Un dispositif lancé à contretemps
[CDG du Rhône 430 collectivités affiliées, 12 000 agents] Au centre de gestion du Rhône, comme dans beaucoup d’autres, le dispositif « PrAB » est passé totalement inaperçu. « Que ce soit au niveau du service “emploi, carrière ou concours”, personne n’a été sollicité sur ce programme peu connu », convient Sabine Taler-Léonard, directrice du pôle « emploi-concours ». L’information a-t-elle été suffisamment bien relayée ? Le dispositif est-il seulement connu des candidats potentiels comme des collectivités territoriales ? « C’est un peu comme pour l’apprentissage : quand un dispositif n’est pas connu, forcément il n’est pas utilisé », avance la directrice. Celle-ci se demande si le « PrAB » n’aurait pas été lancé à contretemps.
« En 2018, il n’y avait pas autant d’offres d’emploi qu’aujourd’hui, avec un marché qui s’est fortement redynamisé depuis un an, impliquant même de gros problèmes d’attractivité pour les postes de la territoriale. Il y a quatre ans, l’époque était plutôt marquée par des politiques de réduction de la masse salariale », juge-t-elle.

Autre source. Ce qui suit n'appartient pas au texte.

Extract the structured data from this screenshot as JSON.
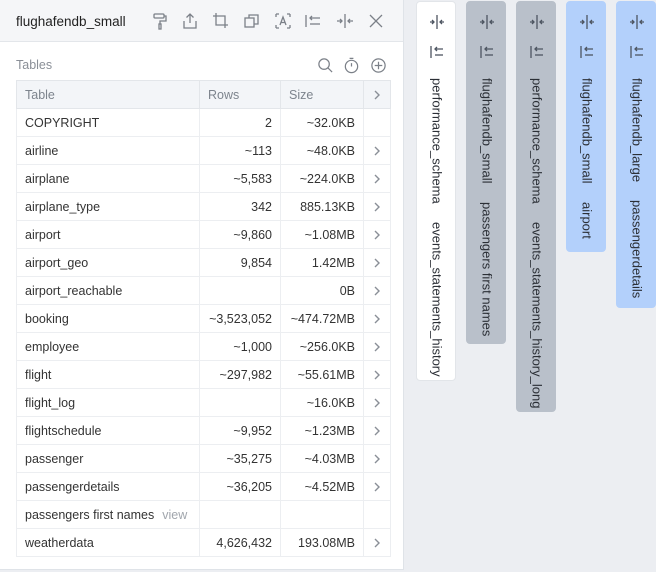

Entretemps, la pandémie a assiégé les DRH, imposant d’autres priorités.
Contact : Sabine Taler-Léonard, 04.72.38.49.78.
Pas de succès non plus pour la préparation des « C »
D’après le rapport annuel sur l’état de la fonction publique de 2019, le nombre de demandeurs d’emploi à la recherche d’un des métiers de la fonction publique était passé de 240 000 à 440 000, soit une hausse de plus de 7 % par an. Les personnes en recherche d’emploi sont davantage des diplômés. Seuls les métiers de la gestion de l’espace public (nettoyage, entretien de la voirie et des espaces verts) font exception, avec 81 % de non ou peu diplômés (de niveau inférieur au bac), contre 47 % pour l’ensemble des demandeurs d’emploi. Initié avant le « PrAB », en 2006, le Pacte, parcours d’accès aux carrières de la fonction publique territoriale, hospitalière et d’Etat, vise le même public, mais pour la préparation des concours de « C ». Il n’a pas rencontré le succès escompté.